1933 yılından sonra dünyada silahlanma yarışı başlamıştır. İtalya, Habeşiştan’ı işgal etmiş, Japonya Mançurya’ya saldırmıştır. Almanya Versay Antlaşmasını hiçe sayarak askersiz bölge olarak kabul edilen Ren Bölgesi’ni silahlandırmıştır. Avusturya ise zorunlu askerliği yeniden başlatmıştır. Bütün bu gelişmeler Avrupa’da yeni bir savaşın belirtileri idi. Bu durum karşısında Türkiye, uluslararası barış ve güvenliğin korunması yolundaki güçlükleri ileri sürerek değişen dünya şartları doğrultusunda boğazların durumunun yeniden görüşülmesini istedi. Türkiye bu isteğini ilk defa 1933’te Londra’daki Silâhsızlanma Konferansı’nda dile getirdi. Almanya’nın silahlanmasını görüşmek üzere toplanan Milletler Cemiyetin Konseyi’nde Türkiye Boğazların durumunu gündeme getirmiştir. Türkiye bu toplantıda Boğazların askersiz ve silahsız olmasının savunmamızı zayıflattığını bu nedenle Lozan Antlaşması’nda Boğazlarla ilgili yer alan hükümlerin kaldırılmasını istedi. (17 Nisan 1935). Ancak Sovyetler Birliği dışında Türkiye’nin bu görüşünü destekleyen olmadı.
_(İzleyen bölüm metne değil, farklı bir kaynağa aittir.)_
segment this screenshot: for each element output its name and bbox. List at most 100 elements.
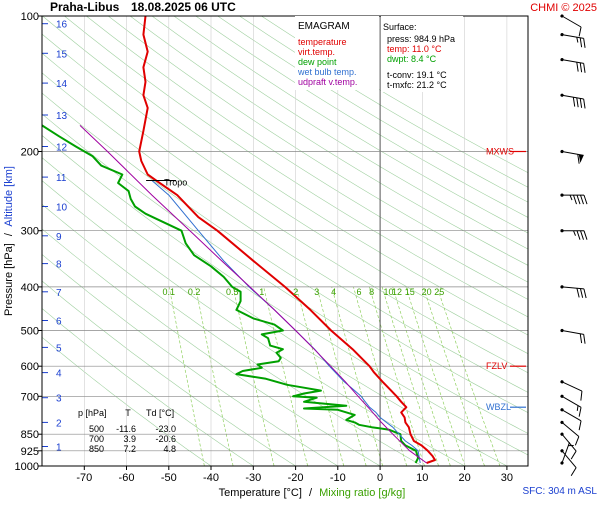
wind-barbs-layer: [554, 14, 587, 476]
mixing-ratio-line: [437, 287, 500, 466]
wind-barb-feather: [581, 195, 584, 204]
surface-tmxfc: t-mxfc: 21.2 °C: [387, 80, 447, 90]
station-name: Praha-Libus: [50, 0, 120, 14]
altitude-tick-label: 5: [56, 343, 62, 354]
temperature-tick-label: -50: [161, 472, 177, 484]
mixing-ratio-label: 6: [356, 287, 361, 297]
wind-barb-shaft: [562, 422, 579, 436]
wind-barb: [560, 285, 587, 298]
wind-barb-station: [560, 194, 563, 197]
mixing-ratio-label: 3: [314, 287, 319, 297]
altitude-tick-label: 7: [56, 288, 62, 299]
wind-barb-station: [560, 14, 564, 18]
wind-barb-station: [560, 461, 564, 465]
table-header-p: p [hPa]: [78, 408, 107, 418]
wind-barb-shaft: [562, 434, 576, 451]
table-row-850-p: 850: [89, 444, 104, 454]
x-axis-title-separator: /: [309, 487, 313, 499]
fzlv-label: FZLV: [486, 361, 507, 371]
table-header-t: T: [125, 408, 131, 418]
altitude-tick-label: 14: [56, 79, 68, 90]
altitude-tick-label: 3: [56, 394, 62, 405]
pressure-tick-label: 700: [21, 391, 39, 403]
altitude-tick-label: 13: [56, 111, 68, 122]
temperature-tick-label: 20: [458, 472, 470, 484]
wind-barb-feather: [582, 63, 587, 72]
wind-barb-feather: [574, 195, 577, 204]
wind-barb-feather: [582, 99, 587, 108]
y-axis-title-altitude: Altitude [km]: [3, 166, 15, 227]
legend-temperature: temperature: [298, 37, 347, 47]
temperature-tick-label: -20: [288, 472, 304, 484]
pressure-tick-label: 500: [21, 326, 39, 338]
mxws-label: MXWS: [486, 147, 514, 157]
wind-barb-feather: [569, 468, 578, 476]
x-axis-title-temperature: Temperature [°C]: [219, 487, 302, 499]
wind-barb-station: [560, 150, 564, 154]
wind-barb-feather: [582, 38, 587, 47]
temperature-tick-label: -70: [76, 472, 92, 484]
mixing-ratio-label: 4: [331, 287, 336, 297]
credit: CHMI © 2025: [530, 2, 597, 14]
mixing-ratio-line: [406, 287, 465, 466]
wind-barb-half-feather: [576, 37, 579, 42]
wind-barb-feather: [569, 451, 578, 459]
temperature-tick-label: 0: [377, 472, 383, 484]
wind-barb-half-feather: [570, 195, 572, 200]
wind-barb-station: [560, 229, 563, 232]
svg-text:Pressure [hPa] / A: Pressure [hPa] / Altitude [km]: [3, 166, 15, 316]
pressure-tick-label: 925: [21, 446, 39, 458]
y-axis-title-pressure: Pressure [hPa]: [3, 243, 15, 316]
x-axis-title-mixing: Mixing ratio [g/kg]: [319, 487, 405, 499]
wind-barb: [559, 150, 584, 165]
wind-barb: [559, 329, 587, 344]
altitude-tick-label: 11: [56, 173, 67, 184]
mixing-ratio-label: 20: [422, 287, 432, 297]
altitude-tick-label: 1: [56, 443, 62, 454]
y-axis-title: Pressure [hPa] / Altitude [km]: [3, 166, 15, 316]
wind-barb: [556, 394, 584, 416]
table-row-500-p: 500: [89, 424, 104, 434]
wind-barb-feather: [581, 231, 584, 240]
mixing-ratio-label: 1: [259, 287, 264, 297]
level-table: p [hPa] T Td [°C] 500 -11.6 -23.0 700 3.…: [78, 408, 176, 454]
wind-barb-shaft: [562, 451, 576, 468]
wind-barb-half-feather: [574, 231, 576, 236]
mixing-ratio-label: 15: [405, 287, 415, 297]
wind-barb: [559, 93, 587, 108]
wind-barb-feather: [577, 421, 584, 430]
legend-updraft: udpraft v.temp.: [298, 77, 357, 87]
altitude-tick-label: 12: [56, 143, 68, 154]
altitude-tick-label: 15: [56, 49, 68, 60]
wind-barb-station: [560, 380, 564, 384]
y-axis-title-separator: /: [3, 232, 15, 236]
x-axis-title: Temperature [°C] / Mixing ratio [g/kg]: [219, 487, 406, 499]
temperature-tick-label: 30: [501, 472, 513, 484]
mixing-ratio-label: 0.2: [188, 287, 201, 297]
wind-barb-feather: [573, 437, 581, 446]
mixing-ratio-line: [264, 287, 308, 466]
mixing-ratio-line: [382, 287, 439, 466]
wind-barb-shaft: [562, 410, 581, 421]
temperature-tick-label: -10: [330, 472, 346, 484]
wind-barb-feather: [575, 62, 580, 71]
wind-barb-feather: [584, 195, 587, 204]
altitude-tick-label: 2: [56, 418, 62, 429]
wind-barb-station: [560, 285, 563, 288]
pressure-tick-label: 200: [21, 147, 39, 159]
altitude-tick-label: 8: [56, 260, 62, 271]
wbzl-label: WBZL: [486, 402, 511, 412]
sounding-datetime: 18.08.2025 06 UTC: [131, 0, 236, 14]
altitude-tick-label: 9: [56, 232, 62, 243]
altitude-tick-label: 10: [56, 203, 68, 214]
table-header-td: Td [°C]: [146, 408, 174, 418]
table-row-700-p: 700: [89, 434, 104, 444]
legend-wet-bulb: wet bulb temp.: [297, 67, 357, 77]
wind-barb-station: [560, 33, 564, 37]
wind-barb-shaft: [562, 382, 582, 391]
wind-barb-feather: [584, 231, 587, 240]
dry-adiabat-line: [0, 16, 549, 466]
wind-barb-feather: [579, 63, 584, 72]
surface-dwpt: dwpt: 8.4 °C: [387, 54, 437, 64]
mixing-ratio-line: [297, 287, 344, 466]
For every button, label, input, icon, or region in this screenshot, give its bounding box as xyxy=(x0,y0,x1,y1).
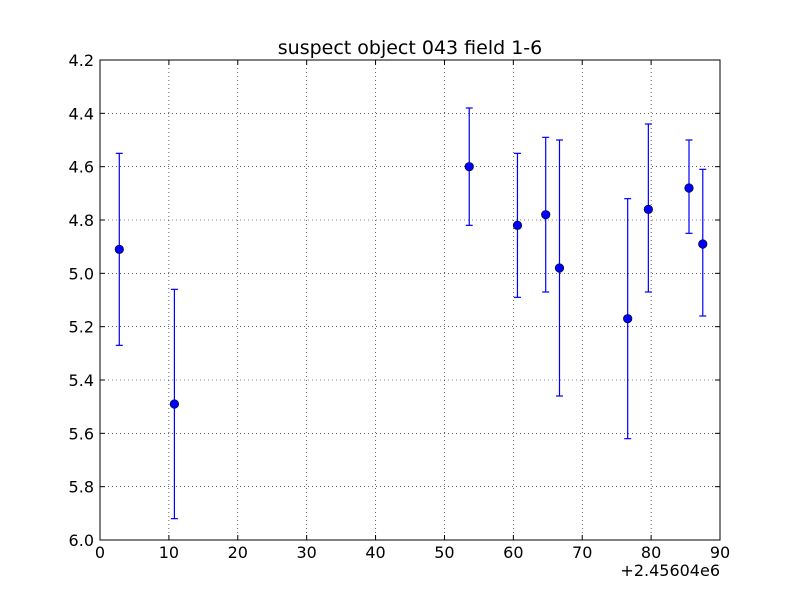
y-tick-label: 4.2 xyxy=(69,51,94,70)
x-tick-label: 60 xyxy=(503,543,523,562)
data-point xyxy=(698,239,708,249)
chart-title: suspect object 043 field 1-6 xyxy=(278,37,543,59)
x-tick-label: 50 xyxy=(434,543,454,562)
data-point xyxy=(114,244,124,254)
y-tick-label: 4.6 xyxy=(69,158,94,177)
data-point xyxy=(643,204,653,214)
data-point xyxy=(464,162,474,172)
data-point xyxy=(541,210,551,220)
y-tick-label: 4.4 xyxy=(69,104,94,123)
grid-layer xyxy=(100,60,720,540)
data-point xyxy=(169,399,179,409)
x-tick-label: 70 xyxy=(572,543,592,562)
x-tick-label: 40 xyxy=(365,543,385,562)
x-offset-label: +2.45604e6 xyxy=(620,561,720,580)
tick-layer: 0 10 20 30 40 50 60 70 80 90 4.2 4.4 4.6 4.8 5.0 5.2 5.4… xyxy=(69,51,731,562)
data-point xyxy=(623,314,633,324)
y-tick-label: 5.8 xyxy=(69,478,94,497)
x-tick-label: 0 xyxy=(95,543,105,562)
data-point xyxy=(554,263,565,273)
x-tick-label: 80 xyxy=(641,543,661,562)
y-tick-label: 5.6 xyxy=(69,424,94,443)
y-tick-label: 5.0 xyxy=(69,264,94,283)
x-tick-label: 90 xyxy=(710,543,730,562)
x-tick-label: 10 xyxy=(159,543,179,562)
data-layer xyxy=(114,107,708,520)
data-point xyxy=(684,183,694,193)
x-tick-label: 30 xyxy=(296,543,316,562)
y-tick-label: 5.4 xyxy=(69,371,94,390)
x-tick-label: 20 xyxy=(228,543,248,562)
data-point xyxy=(512,220,523,230)
y-tick-label: 5.2 xyxy=(69,318,94,337)
y-tick-label: 6.0 xyxy=(69,531,94,550)
y-tick-label: 4.8 xyxy=(69,211,94,230)
plot-frame xyxy=(99,59,721,541)
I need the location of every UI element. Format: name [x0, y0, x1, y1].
Milletler Cemiyetinin zorlamalarına rağmen İtalya’nın Habeşistan’ı işgal etmesi, Almanya’nın Versay Antlaşması’na aykırı olarak Ren Bölgesini silahlandırması Boğazlar konusunda Türkiye’yi harekete geçirdi. Türkiye Lozan Boğazlar Antlaşması’nı imzalamış olan ülkelere birer nota verdi ( 10 Nisan 1936). Türkiye bu notasında Lozan Antlaşması’yla Boğazların güvenliği için verilen garantinin, Avrupa’daki gelişmeler karşısında işlemez hale geldiğini bildirdi. Bu nedenle Türkiye Boğazlarda güvenliğin, savunmanın ve egemenlik haklarının koruması bakımından Lozan Antlaşması’nda yer alan Boğazların silahtan ve askerden arındırılması hükmünün değişmesini ve Boğazlar Komisyonu’nun kaldırılmasını istedi. Lozan Antlaşması’nı imzalayan devletler arasında İtalya dışında bütün taraf devletler bu notaya olumlu cevap verdiler. Bunun üzerine Türkiye’nin değişiklik isteklerinin görüşülmesi amacıyla 22 Haziran 1936’da İşviçre’nin Montreux (Montrö) kentinde bir konferans düzenlendi. Montreux (Montrö) Sözleşmesi adını alan yeni Boğazlar Sözleşmesi 20 Temmuz 1936’da imzalandı. Bu sözleşme Türkiye, İngiltere, Fransa, Sovyetler Birliği, Japonya, Romanya, Bulgaristan, Yunanistan ve Yugoslavya arasında imzalanmıştır.İtalya ilk zamanlar böyle bir sözleşmeyi kabul etmemiş ancak daha sonra 2 Mayıs 1938’de Montrö Boğazlar Sözleşmesi’ni imzalamıştır. Böylece İtalya da Boğazlar üzerinde Türkiye’nin üstünlüğünü kabul etmiştir.